Sue retired from Washington County Hospital in 1988 after a 25-year career in nursing.

After the Army, a career in book publishing took Bill to jobs in Berryville, Va., and the old Doubleday Plant in Smithsburg. "I stayed on to close that plant," he said.

Sue's son, also named Bill, said he remembers his mother taking care of him, bandaging his many scrapes and caring for him through bee stings and chicken pox.

"She had a nursing job at home, as well as at the hospital," he said.

That caring went in the other direction, too, as Sue aided both her parents as they aged and needed more and more care.

Sue's daughter-in-law, Julie Fales, and son-in-law, Doug Williams, both said they felt more like Sue's children than in-laws.

"We took trips as a family," Doug said. "I was just as much a part of the family from the start."

Julie felt accepted from the beginning, too, and remembers Sue as thoughtful, caring and considerate.

"She was always remembering us, sending little notes," Julie said. She and Bill have two daughters, Holly, 14, and Amanda, 11.

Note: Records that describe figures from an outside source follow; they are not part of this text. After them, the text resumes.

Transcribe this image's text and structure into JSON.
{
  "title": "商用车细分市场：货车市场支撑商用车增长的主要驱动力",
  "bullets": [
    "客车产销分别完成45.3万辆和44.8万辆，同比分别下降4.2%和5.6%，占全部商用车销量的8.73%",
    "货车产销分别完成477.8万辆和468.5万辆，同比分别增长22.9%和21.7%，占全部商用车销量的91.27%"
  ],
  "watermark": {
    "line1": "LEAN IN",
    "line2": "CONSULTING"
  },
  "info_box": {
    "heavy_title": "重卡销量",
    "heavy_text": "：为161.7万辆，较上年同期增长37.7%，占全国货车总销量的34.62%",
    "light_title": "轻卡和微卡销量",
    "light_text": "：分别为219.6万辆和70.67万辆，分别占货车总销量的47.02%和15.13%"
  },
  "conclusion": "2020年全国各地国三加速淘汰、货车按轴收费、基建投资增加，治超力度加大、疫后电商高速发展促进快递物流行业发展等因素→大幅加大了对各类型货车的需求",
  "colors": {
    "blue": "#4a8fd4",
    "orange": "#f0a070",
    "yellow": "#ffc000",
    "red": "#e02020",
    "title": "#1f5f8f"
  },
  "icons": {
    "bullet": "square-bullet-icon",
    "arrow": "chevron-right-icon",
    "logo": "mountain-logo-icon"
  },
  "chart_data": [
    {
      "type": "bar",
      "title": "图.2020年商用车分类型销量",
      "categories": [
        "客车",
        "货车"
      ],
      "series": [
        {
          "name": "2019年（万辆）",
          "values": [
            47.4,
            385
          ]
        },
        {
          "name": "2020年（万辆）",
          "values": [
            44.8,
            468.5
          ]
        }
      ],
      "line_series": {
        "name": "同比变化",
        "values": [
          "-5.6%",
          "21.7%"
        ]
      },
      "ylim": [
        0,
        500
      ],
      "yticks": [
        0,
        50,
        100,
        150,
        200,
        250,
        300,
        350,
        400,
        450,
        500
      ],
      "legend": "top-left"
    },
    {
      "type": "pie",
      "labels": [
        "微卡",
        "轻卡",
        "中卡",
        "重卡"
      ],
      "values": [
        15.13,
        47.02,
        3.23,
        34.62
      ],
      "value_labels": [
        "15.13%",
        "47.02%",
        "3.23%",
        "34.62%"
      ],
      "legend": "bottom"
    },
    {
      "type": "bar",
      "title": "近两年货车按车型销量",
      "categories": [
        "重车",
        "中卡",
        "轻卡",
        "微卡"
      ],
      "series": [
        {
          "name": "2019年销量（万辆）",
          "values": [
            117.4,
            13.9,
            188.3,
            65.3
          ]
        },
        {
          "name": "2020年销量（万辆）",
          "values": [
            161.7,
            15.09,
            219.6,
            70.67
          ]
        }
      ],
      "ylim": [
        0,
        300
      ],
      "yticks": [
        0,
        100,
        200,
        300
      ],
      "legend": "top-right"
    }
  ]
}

That little habit of sending notes came back to Sue's daughter. Lori Williams recalled her mother's thoughtfulness and care when she was hospitalized in Virginia during a difficult pregnancy with her only daughter, Megan, now 15.

"She'd sit with me for hours even though I was asleep," Lori said. "Mom was there for me no matter what, and I loved her for it."

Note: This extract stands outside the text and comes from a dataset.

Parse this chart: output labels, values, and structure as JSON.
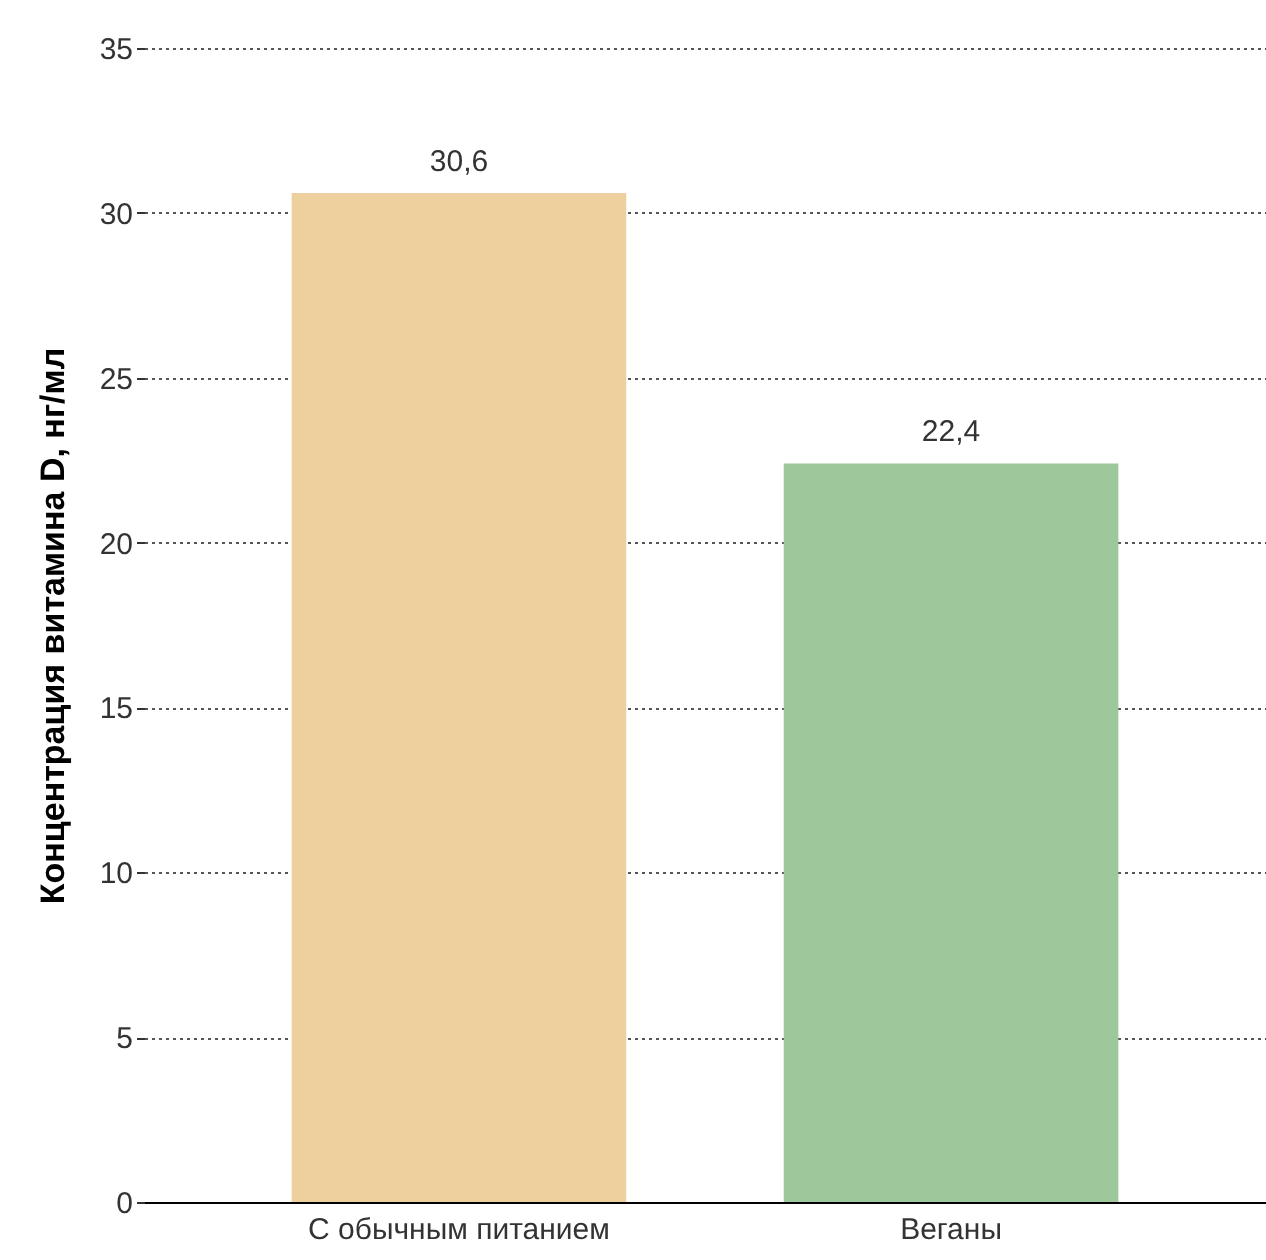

Bill and Sue enjoyed their three granddaughters, and jumped at the chance to watch them when they were younger, often changing their own plans so they could.

Lori said she can't remember a time when her mother ever lost her cool, either with her own children or her grandchildren.

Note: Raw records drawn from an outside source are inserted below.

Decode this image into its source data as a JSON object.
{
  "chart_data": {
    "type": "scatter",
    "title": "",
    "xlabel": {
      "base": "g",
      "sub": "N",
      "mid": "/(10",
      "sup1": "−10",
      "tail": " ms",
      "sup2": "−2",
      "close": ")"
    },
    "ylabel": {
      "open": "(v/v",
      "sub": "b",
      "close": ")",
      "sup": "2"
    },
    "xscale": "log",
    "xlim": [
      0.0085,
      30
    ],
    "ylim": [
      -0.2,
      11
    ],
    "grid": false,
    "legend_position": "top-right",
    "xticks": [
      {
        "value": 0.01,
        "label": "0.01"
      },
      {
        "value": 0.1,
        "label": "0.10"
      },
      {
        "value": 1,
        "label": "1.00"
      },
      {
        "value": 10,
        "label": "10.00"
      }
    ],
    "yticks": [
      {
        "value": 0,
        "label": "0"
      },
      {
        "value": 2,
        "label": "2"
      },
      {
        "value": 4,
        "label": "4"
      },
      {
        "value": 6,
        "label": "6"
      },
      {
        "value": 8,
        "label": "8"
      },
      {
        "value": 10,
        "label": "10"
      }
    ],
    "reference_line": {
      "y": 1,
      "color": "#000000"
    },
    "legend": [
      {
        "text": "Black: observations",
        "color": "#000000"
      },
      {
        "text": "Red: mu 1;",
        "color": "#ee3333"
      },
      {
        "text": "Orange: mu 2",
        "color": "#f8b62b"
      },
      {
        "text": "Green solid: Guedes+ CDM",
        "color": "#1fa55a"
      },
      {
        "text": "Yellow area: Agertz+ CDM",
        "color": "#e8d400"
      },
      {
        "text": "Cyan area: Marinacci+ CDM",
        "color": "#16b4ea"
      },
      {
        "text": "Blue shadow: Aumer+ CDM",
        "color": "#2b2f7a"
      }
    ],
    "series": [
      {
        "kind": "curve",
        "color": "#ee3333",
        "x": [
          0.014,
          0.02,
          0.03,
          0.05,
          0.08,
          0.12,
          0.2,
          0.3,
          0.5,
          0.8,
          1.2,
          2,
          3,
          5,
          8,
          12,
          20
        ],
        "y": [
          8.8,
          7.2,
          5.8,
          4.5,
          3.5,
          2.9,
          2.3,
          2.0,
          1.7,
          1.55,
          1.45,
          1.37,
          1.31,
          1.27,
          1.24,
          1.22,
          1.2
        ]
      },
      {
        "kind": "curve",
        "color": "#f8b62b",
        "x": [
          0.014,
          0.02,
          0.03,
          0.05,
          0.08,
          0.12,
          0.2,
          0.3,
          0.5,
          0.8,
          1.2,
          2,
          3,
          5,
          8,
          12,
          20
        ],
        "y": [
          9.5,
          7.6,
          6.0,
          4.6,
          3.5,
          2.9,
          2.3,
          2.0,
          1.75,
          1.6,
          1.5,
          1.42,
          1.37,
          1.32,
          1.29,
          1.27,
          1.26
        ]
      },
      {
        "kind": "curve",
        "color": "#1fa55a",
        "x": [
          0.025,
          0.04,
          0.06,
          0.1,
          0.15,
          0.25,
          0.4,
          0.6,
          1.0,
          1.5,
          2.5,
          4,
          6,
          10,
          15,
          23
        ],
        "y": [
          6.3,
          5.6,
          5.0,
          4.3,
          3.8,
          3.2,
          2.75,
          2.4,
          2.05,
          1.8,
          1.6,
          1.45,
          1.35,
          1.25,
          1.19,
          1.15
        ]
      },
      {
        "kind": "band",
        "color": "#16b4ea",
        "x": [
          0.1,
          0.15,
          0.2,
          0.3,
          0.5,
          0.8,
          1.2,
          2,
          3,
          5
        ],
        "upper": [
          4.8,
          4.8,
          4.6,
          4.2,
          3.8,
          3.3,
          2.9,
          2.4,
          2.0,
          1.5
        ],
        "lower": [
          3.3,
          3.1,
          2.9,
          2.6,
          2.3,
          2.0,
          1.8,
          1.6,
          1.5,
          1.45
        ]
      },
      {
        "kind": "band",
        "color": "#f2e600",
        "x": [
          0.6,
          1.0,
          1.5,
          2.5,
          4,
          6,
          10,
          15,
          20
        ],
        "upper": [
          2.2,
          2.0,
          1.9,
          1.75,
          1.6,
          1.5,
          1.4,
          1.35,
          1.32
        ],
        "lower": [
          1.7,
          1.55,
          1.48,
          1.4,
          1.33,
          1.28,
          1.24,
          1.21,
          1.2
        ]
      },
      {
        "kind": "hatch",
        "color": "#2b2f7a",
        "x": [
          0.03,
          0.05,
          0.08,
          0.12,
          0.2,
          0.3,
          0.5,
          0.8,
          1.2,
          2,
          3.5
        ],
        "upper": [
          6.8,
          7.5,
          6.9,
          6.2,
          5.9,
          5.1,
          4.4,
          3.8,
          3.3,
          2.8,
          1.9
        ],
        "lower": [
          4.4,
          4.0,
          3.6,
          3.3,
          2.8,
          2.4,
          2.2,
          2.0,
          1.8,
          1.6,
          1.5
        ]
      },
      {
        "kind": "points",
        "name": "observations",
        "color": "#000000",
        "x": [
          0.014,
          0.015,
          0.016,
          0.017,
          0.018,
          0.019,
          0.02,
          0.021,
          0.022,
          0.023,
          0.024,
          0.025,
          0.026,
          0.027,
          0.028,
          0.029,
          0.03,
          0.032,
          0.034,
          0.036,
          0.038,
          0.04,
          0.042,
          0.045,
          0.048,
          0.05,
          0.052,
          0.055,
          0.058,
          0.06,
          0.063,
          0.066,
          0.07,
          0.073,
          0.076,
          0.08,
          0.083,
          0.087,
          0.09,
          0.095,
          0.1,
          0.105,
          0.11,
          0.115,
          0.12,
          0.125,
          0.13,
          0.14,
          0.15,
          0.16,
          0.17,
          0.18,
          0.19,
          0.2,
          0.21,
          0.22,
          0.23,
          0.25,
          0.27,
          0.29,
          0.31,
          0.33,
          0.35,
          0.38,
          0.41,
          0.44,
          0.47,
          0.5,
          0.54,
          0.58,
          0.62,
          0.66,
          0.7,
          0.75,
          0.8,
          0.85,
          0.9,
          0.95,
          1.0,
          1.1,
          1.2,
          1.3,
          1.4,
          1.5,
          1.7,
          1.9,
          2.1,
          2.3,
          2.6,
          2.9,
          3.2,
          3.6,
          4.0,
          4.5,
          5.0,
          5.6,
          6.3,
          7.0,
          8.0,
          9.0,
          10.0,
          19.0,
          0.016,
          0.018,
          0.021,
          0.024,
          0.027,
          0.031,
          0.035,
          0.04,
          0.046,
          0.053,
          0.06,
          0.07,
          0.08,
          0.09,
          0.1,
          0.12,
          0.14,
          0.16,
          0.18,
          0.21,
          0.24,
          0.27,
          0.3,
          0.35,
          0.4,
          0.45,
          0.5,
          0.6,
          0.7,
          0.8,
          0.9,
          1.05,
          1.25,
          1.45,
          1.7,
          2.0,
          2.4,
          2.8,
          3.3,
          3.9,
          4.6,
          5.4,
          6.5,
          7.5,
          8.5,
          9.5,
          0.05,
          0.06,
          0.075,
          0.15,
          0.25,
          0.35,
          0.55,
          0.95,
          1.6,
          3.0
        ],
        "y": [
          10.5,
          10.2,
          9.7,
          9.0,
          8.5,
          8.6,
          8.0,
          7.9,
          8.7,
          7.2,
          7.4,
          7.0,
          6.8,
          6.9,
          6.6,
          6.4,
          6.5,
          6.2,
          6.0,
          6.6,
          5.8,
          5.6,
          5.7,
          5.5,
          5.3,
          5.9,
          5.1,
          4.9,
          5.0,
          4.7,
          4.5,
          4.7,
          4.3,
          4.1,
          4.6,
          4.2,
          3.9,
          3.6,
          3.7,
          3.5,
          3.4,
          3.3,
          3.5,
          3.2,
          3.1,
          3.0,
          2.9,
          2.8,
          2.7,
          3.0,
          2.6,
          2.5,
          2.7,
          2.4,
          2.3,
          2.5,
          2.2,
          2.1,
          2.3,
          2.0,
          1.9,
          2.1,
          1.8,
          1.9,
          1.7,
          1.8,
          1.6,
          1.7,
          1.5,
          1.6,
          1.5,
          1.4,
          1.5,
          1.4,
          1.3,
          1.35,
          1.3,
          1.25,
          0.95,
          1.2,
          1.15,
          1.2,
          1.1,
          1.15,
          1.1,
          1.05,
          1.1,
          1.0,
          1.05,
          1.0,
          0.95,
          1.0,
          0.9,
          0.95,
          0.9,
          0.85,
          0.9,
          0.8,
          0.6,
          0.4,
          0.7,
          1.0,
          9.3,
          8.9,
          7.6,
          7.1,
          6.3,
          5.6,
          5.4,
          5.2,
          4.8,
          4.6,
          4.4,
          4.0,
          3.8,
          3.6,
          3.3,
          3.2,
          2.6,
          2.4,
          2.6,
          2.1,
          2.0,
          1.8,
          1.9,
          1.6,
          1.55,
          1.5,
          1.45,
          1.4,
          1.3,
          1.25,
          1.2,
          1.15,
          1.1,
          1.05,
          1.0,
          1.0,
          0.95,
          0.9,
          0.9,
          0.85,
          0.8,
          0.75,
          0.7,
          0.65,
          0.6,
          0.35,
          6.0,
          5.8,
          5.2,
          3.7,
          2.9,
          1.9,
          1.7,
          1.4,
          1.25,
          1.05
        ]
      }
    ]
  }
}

Both Lori and Bill said their mother always was home when they got home from school, whether it was from Mount Aetna School or Highland View Academy.

Strong in their Seventh-day Adventist faith, the Fales built a home in the Smithsburg area to be close to the schools.

Pastor Tom Boggess said Sue and Bill were faithful members of the Martinsburg (W.Va.) Seventh-day Adventist Church the past eight years.

Sue was assistant treasurer, and Boggess said although he never saw her do the work, "I know she did it and did it right."

He also lauded her for her volunteer work at CCAP in Martinsburg, where food and other necessities are gathered and distributed to the needy.

Bill said his wife tried to remain active despite the pain she was experiencing with rheumatoid arthritis.

"Doug and Lori celebrated their 25th anniversary this year, and Sue wouldn't miss it," he said.

Surrounded by family, Bill is facing Christmas with mixed emotions and without his beloved Sue.

"She's been a loving wife for 48 years, and I'll miss her dearly," he said at Thursday's funeral service. "Our house is just a house - it took her to make it a home."